In the book, Oti also argues that Sandler’s celebrated dramatic characters, in films such as Punch-Drunk Love (2002) or Funny People (2009), can be “understood as dark, sorrowful, realistic versions of his usual figures.” In the former, directed by Paul Thomas Anderson, Sandler plays a perpetually nervous character who falls in love while struggling to make his way through a hostile world. Some have come to interpret it as an indie version of Superman, but Anderson, director of titles such as Magnolia and Licorice Pizza, has always maintained that he wanted to make “an Adam Sandler arthouse film.”

“There is just one Adam Saldner, who both sublimates his desire for success and cannot stop expressing the human side of it,” Roberto Alcover Oti tells ICON, referring to how the archetype varies in different films.
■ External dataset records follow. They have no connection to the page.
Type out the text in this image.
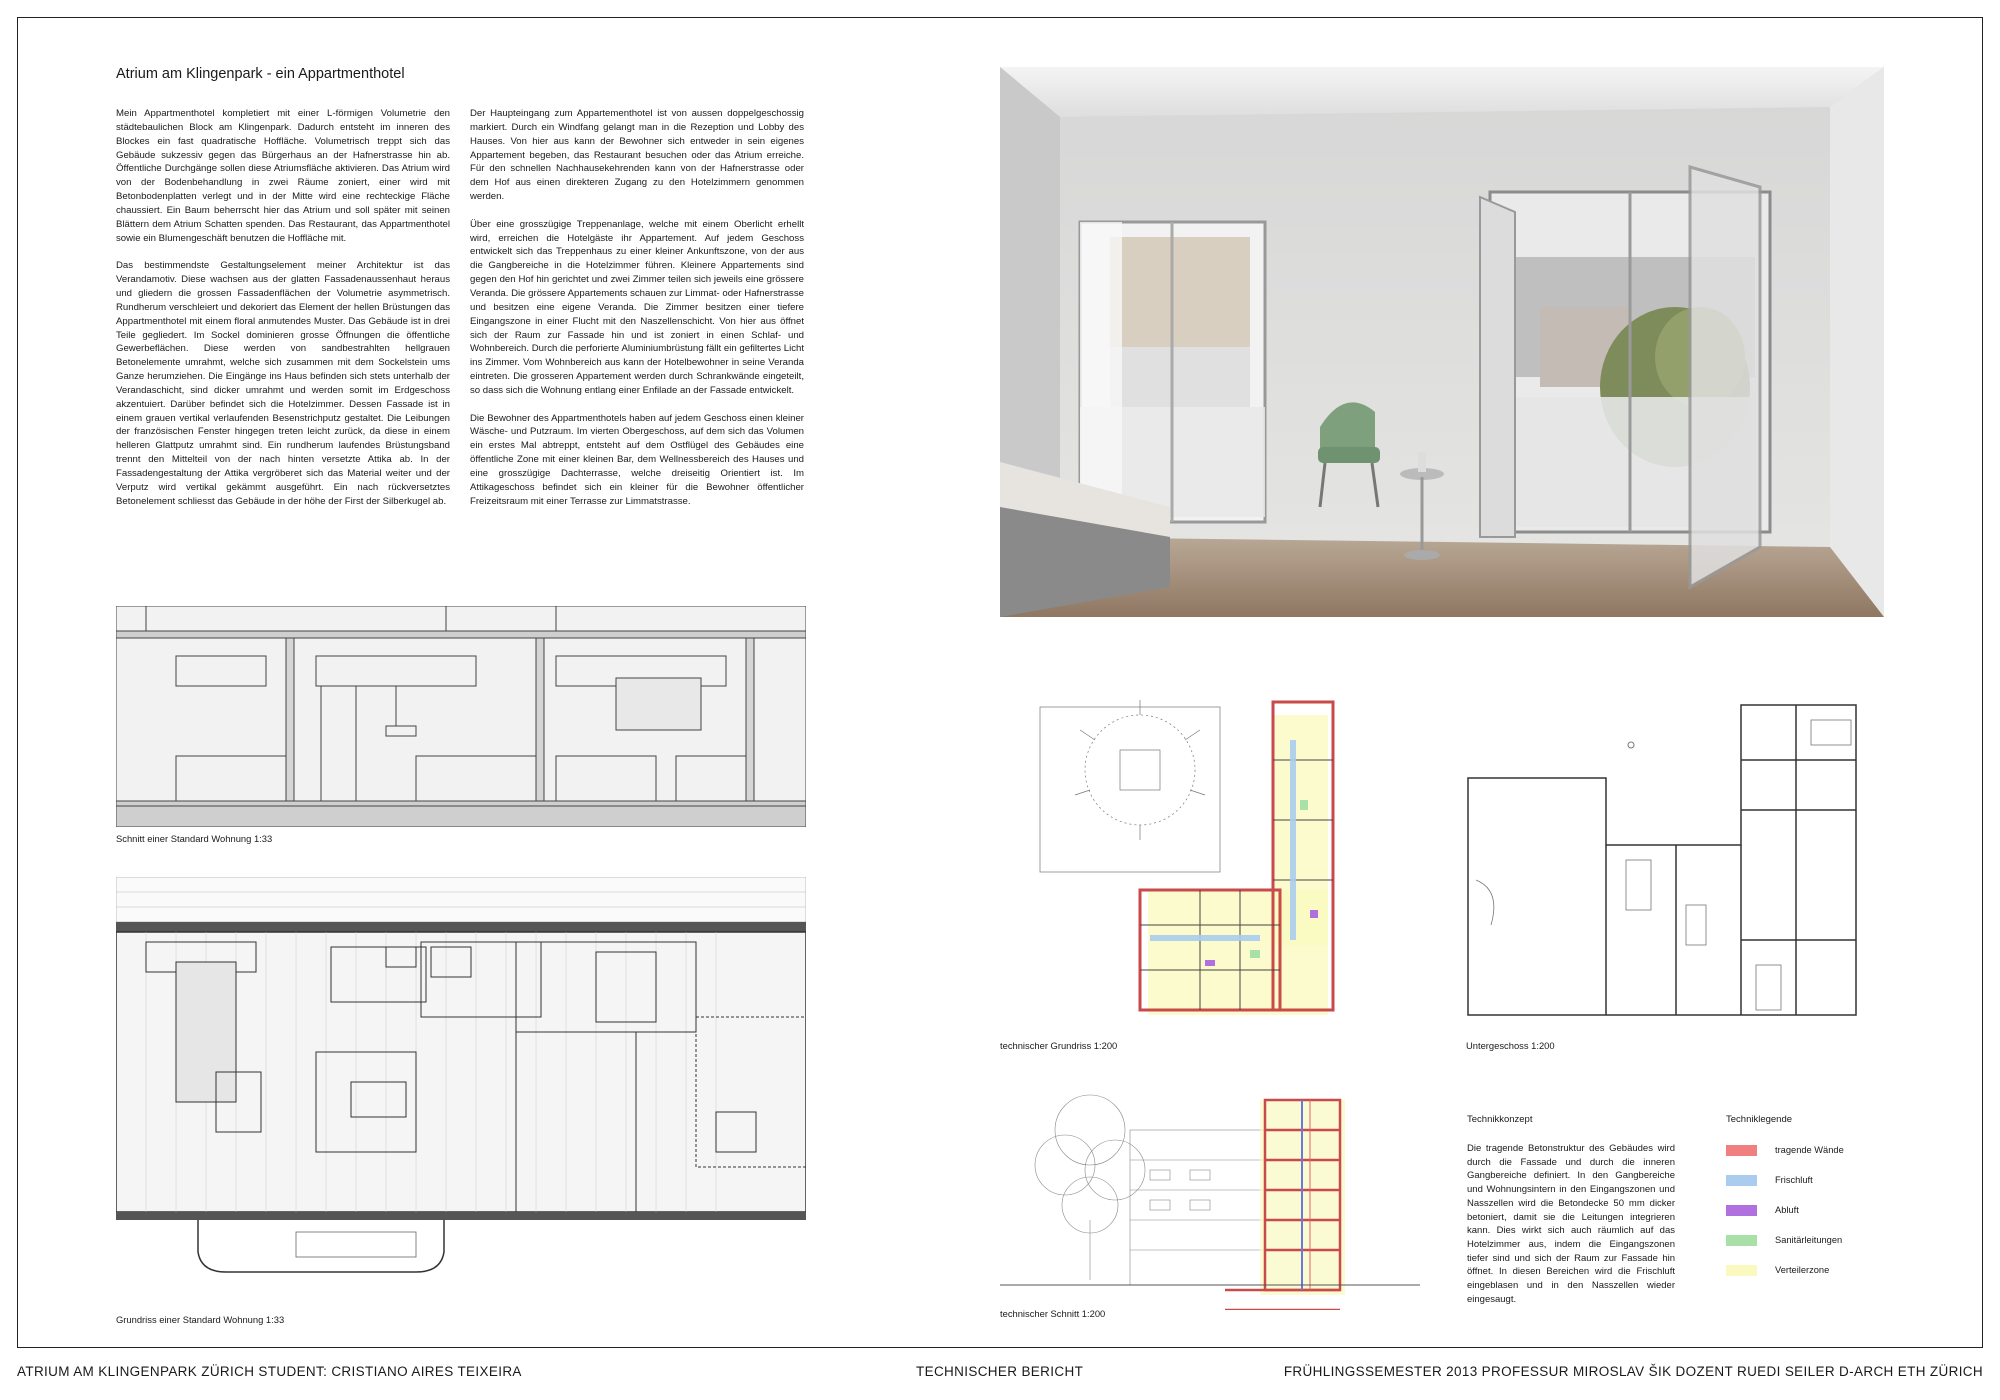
Atrium am Klingenpark - ein Appartmenthotel

Mein Appartmenthotel kompletiert mit einer L-förmigen Volumetrie den städtebaulichen Block am Klingenpark. Dadurch entsteht im inneren des Blockes ein fast quadratische Hoffläche. Volumetrisch treppt sich das Gebäude sukzessiv gegen das Bürgerhaus an der Hafnerstrasse hin ab. Öffentliche Durchgänge sollen diese Atriumsfläche aktivieren. Das Atrium wird von der Bodenbehandlung in zwei Räume zoniert, einer wird mit Betonbodenplatten verlegt und in der Mitte wird eine rechteckige Fläche chaussiert. Ein Baum beherrscht hier das Atrium und soll später mit seinen Blättern dem Atrium Schatten spenden. Das Restaurant, das Appartmenthotel sowie ein Blumengeschäft benutzen die Hoffläche mit.

Das bestimmendste Gestaltungselement meiner Architektur ist das Verandamotiv. Diese wachsen aus der glatten Fassadenaussenhaut heraus und gliedern die grossen Fassadenflächen der Volumetrie asymmetrisch. Rundherum verschleiert und dekoriert das Element der hellen Brüstungen das Appartmenthotel mit einem floral anmutendes Muster. Das Gebäude ist in drei Teile gegliedert. Im Sockel dominieren grosse Öffnungen die öffentliche Gewerbeflächen. Diese werden von sandbestrahlten hellgrauen Betonelemente umrahmt, welche sich zusammen mit dem Sockelstein ums Ganze herumziehen. Die Eingänge ins Haus befinden sich stets unterhalb der Verandaschicht, sind dicker umrahmt und werden somit im Erdgeschoss akzentuiert. Darüber befindet sich die Hotelzimmer. Dessen Fassade ist in einem grauen vertikal verlaufenden Besenstrichputz gestaltet. Die Leibungen der französischen Fenster hingegen treten leicht zurück, da diese in einem helleren Glattputz umrahmt sind. Ein rundherum laufendes Brüstungsband trennt den Mittelteil von der nach hinten versetzte Attika ab. In der Fassadengestaltung der Attika vergröberet sich das Material weiter und der Verputz wird vertikal gekämmt ausgeführt. Ein nach rückversetztes Betonelement schliesst das Gebäude in der höhe der First der Silberkugel ab.

Der Haupteingang zum Appartementhotel ist von aussen doppelgeschossig markiert. Durch ein Windfang gelangt man in die Rezeption und Lobby des Hauses. Von hier aus kann der Bewohner sich entweder in sein eigenes Appartement begeben, das Restaurant besuchen oder das Atrium erreiche. Für den schnellen Nachhausekehrenden kann von der Hafnerstrasse oder dem Hof aus einen direkteren Zugang zu den Hotelzimmern genommen werden.

Über eine grosszügige Treppenanlage, welche mit einem Oberlicht erhellt wird, erreichen die Hotelgäste ihr Appartement. Auf jedem Geschoss entwickelt sich das Treppenhaus zu einer kleiner Ankunftszone, von der aus die Gangbereiche in die Hotelzimmer führen. Kleinere Appartements sind gegen den Hof hin gerichtet und zwei Zimmer teilen sich jeweils eine grössere Veranda. Die grössere Appartements schauen zur Limmat- oder Hafnerstrasse und besitzen eine eigene Veranda. Die Zimmer besitzen einer tiefere Eingangszone in einer Flucht mit den Naszellenschicht. Von hier aus öffnet sich der Raum zur Fassade hin und ist zoniert in einen Schlaf- und Wohnbereich. Durch die perforierte Aluminiumbrüstung fällt ein gefiltertes Licht ins Zimmer. Vom Wohnbereich aus kann der Hotelbewohner in seine Veranda eintreten. Die grosseren Appartement werden durch Schrankwände eingeteilt, so dass sich die Wohnung entlang einer Enfilade an der Fassade entwickelt.

Die Bewohner des Appartmenthotels haben auf jedem Geschoss einen kleiner Wäsche- und Putzraum. Im vierten Obergeschoss, auf dem sich das Volumen ein erstes Mal abtreppt, entsteht auf dem Ostflügel des Gebäudes eine öffentliche Zone mit einer kleinen Bar, dem Wellnessbereich des Hauses und eine grosszügige Dachterrasse, welche dreiseitig Orientiert ist. Im Attikageschoss befindet sich ein kleiner für die Bewohner öffentlicher Freizeitsraum mit einer Terrasse zur Limmatstrasse.

Schnitt einer Standard Wohnung 1:33
Grundriss einer Standard Wohnung 1:33
technischer Grundriss 1:200	Untergeschoss 1:200
technischer Schnitt 1:200
Technikkonzept
Die tragende Betonstruktur des Gebäudes wird durch die Fassade und durch die inneren Gangbereiche definiert. In den Gangbereiche und Wohnungsintern in den Eingangszonen und Nasszellen wird die Betondecke 50 mm dicker betoniert, damit sie die Leitungen integrieren kann. Dies wirkt sich auch räumlich auf das Hotelzimmer aus, indem die Eingangszonen tiefer sind und sich der Raum zur Fassade hin öffnet. In diesen Bereichen wird die Frischluft eingeblasen und in den Nasszellen wieder eingesaugt.
Techniklegende
tragende Wände
Frischluft
Abluft
Sanitärleitungen
Verteilerzone
ATRIUM AM KLINGENPARK ZÜRICH STUDENT: CRISTIANO AIRES TEIXEIRA	TECHNISCHER BERICHT	FRÜHLINGSSEMESTER 2013 PROFESSUR MIROSLAV ŠIK DOZENT RUEDI SEILER D-ARCH ETH ZÜRICH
In the book, he wonders whether the actor’s critical and public acceptance is due to his characters’ being self-destructives, rather than effortlessly achieving success. “Perhaps we feel closer to those fragile, loser archetypes, or perhaps we find it hard to project ourselves onto someone who turns their defects into virtues in order to succeed, since we don’t always achieve that,” he reflects.

In his acceptance speech for the Independent Spirit Award in 2020, Adam Sandler thanked critics for the effort to “pretend” not to hate him “for five minutes.” And he claimed independent film as “a big part” of his filmography, “from my first film, a fearless look into the American education system through the eyes of a privileged sociopath by the name of Billy fucking Madison to my searing exploration of American college football and its manipulation of socially-challenged athletes like Mister Bobby Bouchet [The Waterboy, 1998].” It remains to be seen whether Hustle will allow Sandler to collect new statuettes six months from now. For now, with the success of his Netflix movie, these are unfortunate times for those who can’t stand to see Sandler succeed.